The Friendship That Won the Civil War

by Charles Bracelen Flood

Pub Date: Oct. 15th, 2005
ISBN: 0-374-16600-5
Publisher: Farrar, Straus and Giroux

A well-crafted study of “two failed men with great potential” without whom the Civil War might have ended differently.

Flood (Hitler, 1989) opens with a dispiriting account of Ulysses S. Grant, the Mexican War hero and former Army captain who, in 1860 at the age of 38, found himself a clerk in a leather-goods store in northwestern Illinois; it would take a cataclysmic war for him to have a chance to redeem himself. As for Sherman, the beginning of the conflict found him heading a military school in Louisiana; after fighting at Bull Run, he was assigned to head a force on the Kentucky-Tennessee frontier, where he seems to have struggled with a few personal demons that for a time debilitated him.
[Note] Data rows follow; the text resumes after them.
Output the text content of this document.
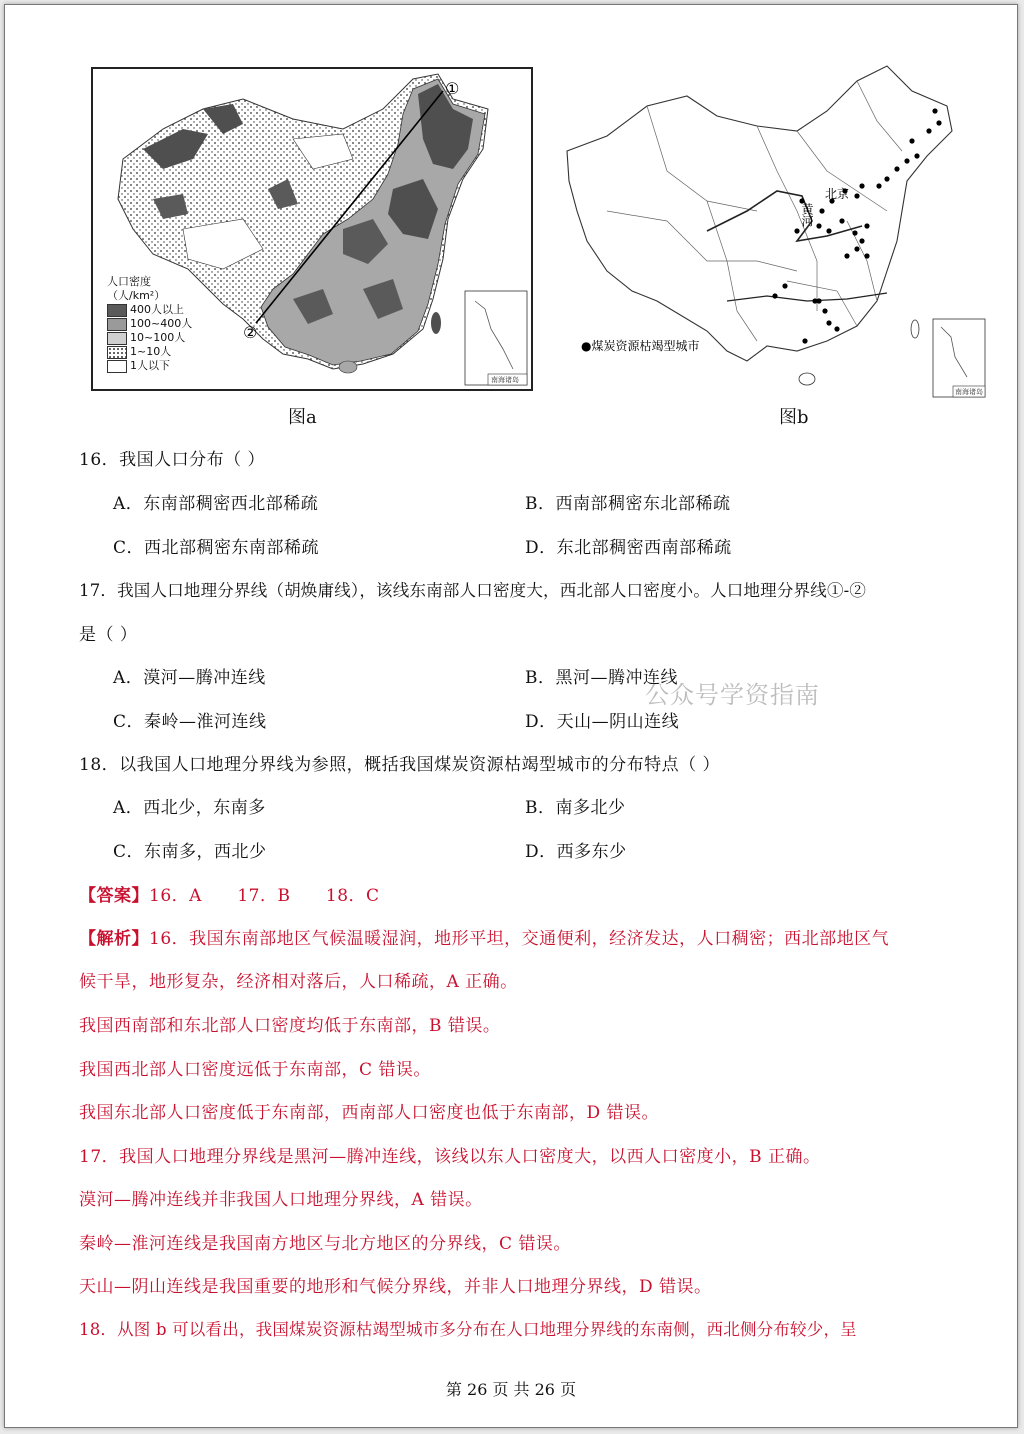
①
②
南海诸岛
人口密度
（人/km²）
400人以上
100~400人
10~100人
1~10人
1人以下
图a
北京
黄河
●煤炭资源枯竭型城市
南海诸岛
图b
16．我国人口分布（ ）
A．东南部稠密西北部稀疏	B．西南部稠密东北部稀疏
C．西北部稠密东南部稀疏	D．东北部稠密西南部稀疏
17．我国人口地理分界线（胡焕庸线），该线东南部人口密度大，西北部人口密度小。人口地理分界线①-②
是（ ）
A．漠河—腾冲连线	B．黑河—腾冲连线
C．秦岭—淮河连线	D．天山—阴山连线
公众号学资指南
18．以我国人口地理分界线为参照，概括我国煤炭资源枯竭型城市的分布特点（ ）
A．西北少，东南多	B．南多北少
C．东南多，西北少	D．西多东少
【答案】16．A      17．B      18．C
【解析】16．我国东南部地区气候温暖湿润，地形平坦，交通便利，经济发达，人口稠密；西北部地区气
候干旱，地形复杂，经济相对落后，人口稀疏，A 正确。
我国西南部和东北部人口密度均低于东南部，B 错误。
我国西北部人口密度远低于东南部，C 错误。
我国东北部人口密度低于东南部，西南部人口密度也低于东南部，D 错误。
17．我国人口地理分界线是黑河—腾冲连线，该线以东人口密度大，以西人口密度小，B 正确。
漠河—腾冲连线并非我国人口地理分界线，A 错误。
秦岭—淮河连线是我国南方地区与北方地区的分界线，C 错误。
天山—阴山连线是我国重要的地形和气候分界线，并非人口地理分界线，D 错误。
18．从图 b 可以看出，我国煤炭资源枯竭型城市多分布在人口地理分界线的东南侧，西北侧分布较少，呈
第 26 页 共 26 页
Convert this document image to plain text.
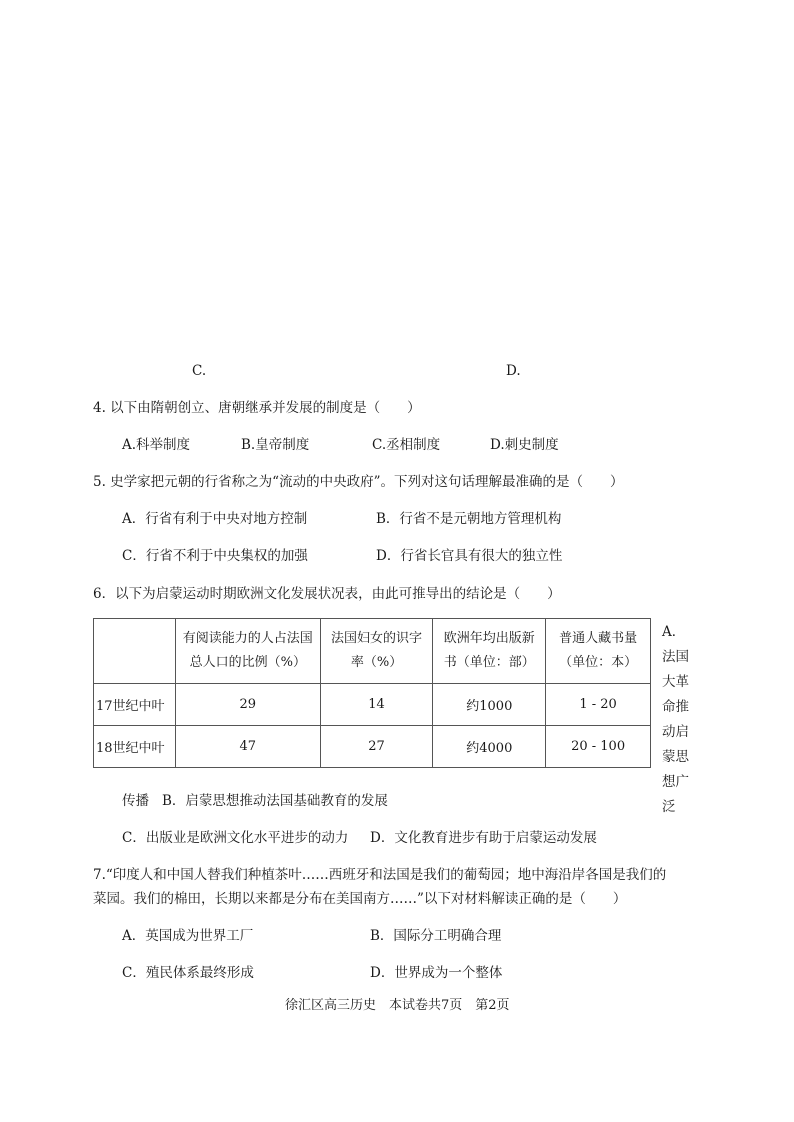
C.	D.
4. 以下由隋朝创立、唐朝继承并发展的制度是（　　）
A.科举制度	B.皇帝制度	C.丞相制度	D.刺史制度
5. 史学家把元朝的行省称之为“流动的中央政府”。下列对这句话理解最准确的是（　　）
A．行省有利于中央对地方控制	B．行省不是元朝地方管理机构
C．行省不利于中央集权的加强	D．行省长官具有很大的独立性
6．以下为启蒙运动时期欧洲文化发展状况表，由此可推导出的结论是（　　）
	有阅读能力的人占法国总人口的比例（%）	法国妇女的识字率（%）	欧洲年均出版新书（单位：部）	普通人藏书量（单位：本）
17世纪中叶	29	14	约1000	1 - 20
18世纪中叶	47	27	约4000	20 - 100
A．法国大革命推动启蒙思想广泛
传播 B．启蒙思想推动法国基础教育的发展
C．出版业是欧洲文化水平进步的动力 D．文化教育进步有助于启蒙运动发展
7.“印度人和中国人替我们种植茶叶……西班牙和法国是我们的葡萄园；地中海沿岸各国是我们的
菜园。我们的棉田，长期以来都是分布在美国南方……”以下对材料解读正确的是（　　）
A．英国成为世界工厂	B．国际分工明确合理
C．殖民体系最终形成	D．世界成为一个整体
徐汇区高三历史　本试卷共7页　第2页
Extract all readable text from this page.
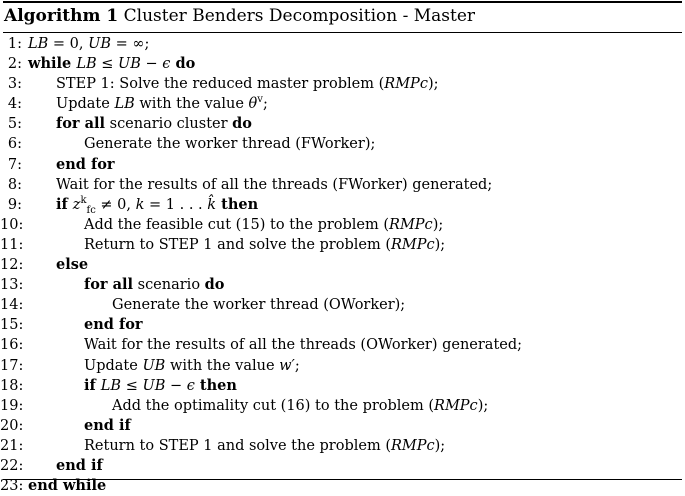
Algorithm 1 Cluster Benders Decomposition - Master
1: LB = 0, UB = ∞;
2: while LB ≤ UB − ϵ do
3:	STEP 1: Solve the reduced master problem (RMPc);
4:	Update LB with the value $\theta^v$;
5:	for all scenario cluster do
6:	Generate the worker thread (FWorker);
7:	end for
8:	Wait for the results of all the threads (FWorker) generated;
9:	if $z^k_{fc} \ne 0$, k = 1 . . . k̂ then
10:	Add the feasible cut (15) to the problem (RMPc);
11:	Return to STEP 1 and solve the problem (RMPc);
12:	else
13:	for all scenario do
14:	Generate the worker thread (OWorker);
15:	end for
16:	Wait for the results of all the threads (OWorker) generated;
17:	Update UB with the value w′;
18:	if LB ≤ UB − ϵ then
19:	Add the optimality cut (16) to the problem (RMPc);
20:	end if
21:	Return to STEP 1 and solve the problem (RMPc);
22:	end if
23: end while
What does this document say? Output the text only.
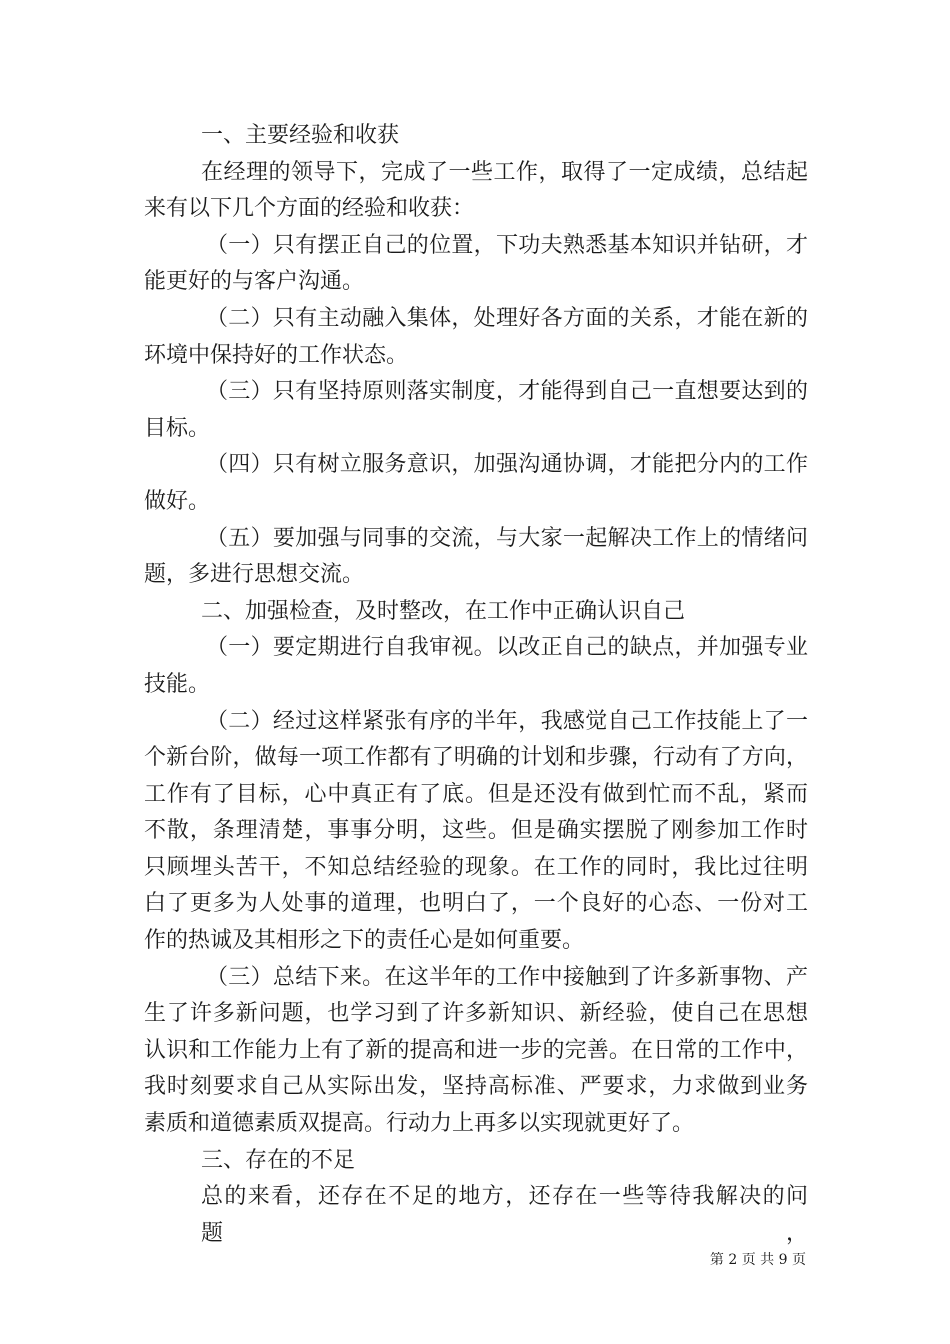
一、主要经验和收获
在经理的领导下，完成了一些工作，取得了一定成绩，总结起
来有以下几个方面的经验和收获：
（一）只有摆正自己的位置，下功夫熟悉基本知识并钻研，才
能更好的与客户沟通。
（二）只有主动融入集体，处理好各方面的关系，才能在新的
环境中保持好的工作状态。
（三）只有坚持原则落实制度，才能得到自己一直想要达到的
目标。
（四）只有树立服务意识，加强沟通协调，才能把分内的工作
做好。
（五）要加强与同事的交流，与大家一起解决工作上的情绪问
题，多进行思想交流。
二、加强检查，及时整改，在工作中正确认识自己
（一）要定期进行自我审视。以改正自己的缺点，并加强专业
技能。
（二）经过这样紧张有序的半年，我感觉自己工作技能上了一
个新台阶，做每一项工作都有了明确的计划和步骤，行动有了方向，
工作有了目标，心中真正有了底。但是还没有做到忙而不乱，紧而
不散，条理清楚，事事分明，这些。但是确实摆脱了刚参加工作时
只顾埋头苦干，不知总结经验的现象。在工作的同时，我比过往明
白了更多为人处事的道理，也明白了，一个良好的心态、一份对工
作的热诚及其相形之下的责任心是如何重要。
（三）总结下来。在这半年的工作中接触到了许多新事物、产
生了许多新问题，也学习到了许多新知识、新经验，使自己在思想
认识和工作能力上有了新的提高和进一步的完善。在日常的工作中，
我时刻要求自己从实际出发，坚持高标准、严要求，力求做到业务
素质和道德素质双提高。行动力上再多以实现就更好了。
三、存在的不足
总的来看，还存在不足的地方，还存在一些等待我解决的问题，
第 2 页 共 9 页
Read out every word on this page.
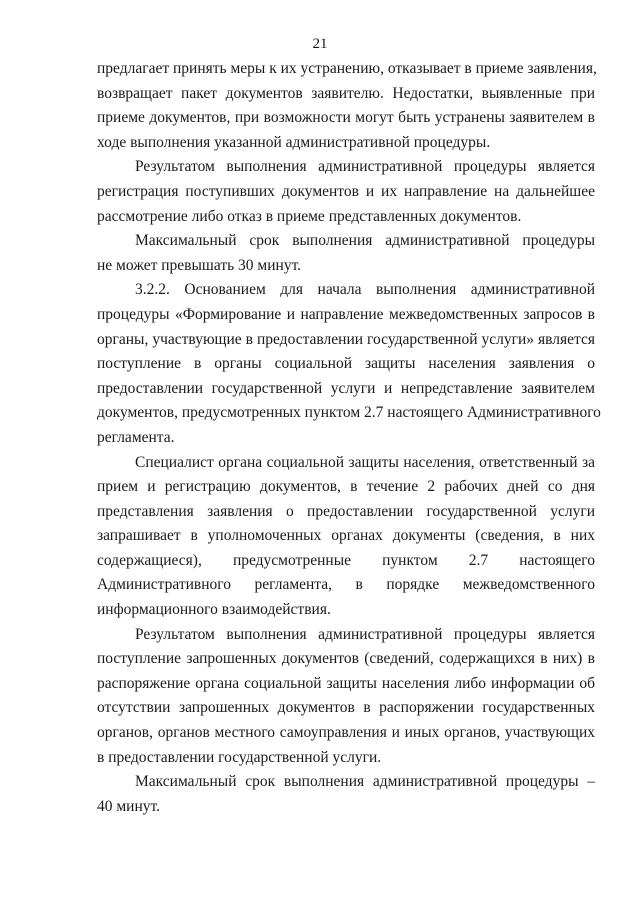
21

предлагает принять меры к их устранению, отказывает в приеме заявления,
возвращает пакет документов заявителю. Недостатки, выявленные при
приеме документов, при возможности могут быть устранены заявителем в
ходе выполнения указанной административной процедуры.

Результатом выполнения административной процедуры является
регистрация поступивших документов и их направление на дальнейшее
рассмотрение либо отказ в приеме представленных документов.

Максимальный срок выполнения административной процедуры
не может превышать 30 минут.

3.2.2. Основанием для начала выполнения административной
процедуры «Формирование и направление межведомственных запросов в
органы, участвующие в предоставлении государственной услуги» является
поступление в органы социальной защиты населения заявления о
предоставлении государственной услуги и непредставление заявителем
документов, предусмотренных пунктом 2.7 настоящего Административного
регламента.

Специалист органа социальной защиты населения, ответственный за
прием и регистрацию документов, в течение 2 рабочих дней со дня
представления заявления о предоставлении государственной услуги
запрашивает в уполномоченных органах документы (сведения, в них
содержащиеся), предусмотренные пунктом 2.7 настоящего
Административного регламента, в порядке межведомственного
информационного взаимодействия.

Результатом выполнения административной процедуры является
поступление запрошенных документов (сведений, содержащихся в них) в
распоряжение органа социальной защиты населения либо информации об
отсутствии запрошенных документов в распоряжении государственных
органов, органов местного самоуправления и иных органов, участвующих
в предоставлении государственной услуги.

Максимальный срок выполнения административной процедуры –
40 минут.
Sherman was relieved of command, the local papers reporting that he was insane; later, thanks to the efforts of Gen. Henry Halleck, Sherman was rehabilitated and eventually allowed to raise a division of his own. Assigned to the western campaign under Grant, Sherman got his first taste of his commander’s ways at Shiloh, where Sherman was prepared to counsel retreat but held himself from doing so when Grant replied to his remark, “We’ve had the devil’s own day of it, haven’t we,” with, “Yes. . . . Lick ’em tomorrow, though.” What was to have been Beauregard’s victory turned out to be a great Southern defeat, and the beginning of the end for the South. Flood’s overarching theme of Grant and Sherman’s friendship, born in fire, is sometimes swept under by a surfeit of Big Picture historical detail, but in those instances, the book becomes a careful survey of the Civil War in the West. Of interest to students of early modern warfare, in particular, is Flood’s account of how Sherman, always in close contact with Grant, conducted his scorched-earth campaigns in Georgia and South Carolina—and how both generals detested the press, a theme that resounds in our own time.

A worthy contribution to the Civil War literature.